When you really want to change, you just change. But most of us don’t really want to change—we don’t want to go through the pain just yet. At least recognize it, be aware of it, and give yourself a smaller change you can actually carry out.
inspiration is perishable.
Value your time. It is all you have. It’s more important than your money. It’s more important than your friends. It is more important than anything. Your time is all you have. Do not waste your time.
People who live far below their means enjoy a freedom that people busy upgrading their lifestyles can’t fathom.
A big habit I’m working on is trying to turn off my “monkey mind.” When we’re children, we’re pretty blank slates. We live very much in the moment. We essentially just react to our environment through our instincts. We live in what I would call the “real world.” Puberty is the onset of desire—the first time you really, really want something and you start long-range planning. You start thinking a lot, building an identity and an ego to get what you want.

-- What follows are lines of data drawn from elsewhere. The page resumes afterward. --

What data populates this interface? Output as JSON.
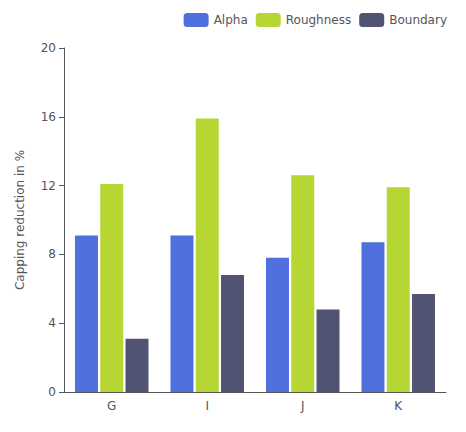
{
  "chart_data": {
    "type": "bar",
    "categories": [
      "G",
      "I",
      "J",
      "K"
    ],
    "series": [
      {
        "name": "Alpha",
        "values": [
          9.1,
          9.1,
          7.8,
          8.7
        ]
      },
      {
        "name": "Roughness",
        "values": [
          12.1,
          15.9,
          12.6,
          11.9
        ]
      },
      {
        "name": "Boundary",
        "values": [
          3.1,
          6.8,
          4.8,
          5.7
        ]
      }
    ],
    "ylabel": "Capping reduction in %",
    "ylim": [
      0,
      20
    ],
    "yticks": [
      0,
      4,
      8,
      12,
      16,
      20
    ],
    "grid": false,
    "legend": "upper right"
  }
}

If I disconnect what I’m thinking from what I’m saying, it creates multiple threads in my mind. I’m no longer in the moment—now I have to be future-planning or past-regretting every time I talk to somebody. Anyone around whom I can’t be fully honest, I don’t want to be around.
All benefits in life come from compound interest, whether in money, relationships, love, health, activities, or habits.
“Anger is a hot coal you hold in your hand while waiting to throw it at somebody.”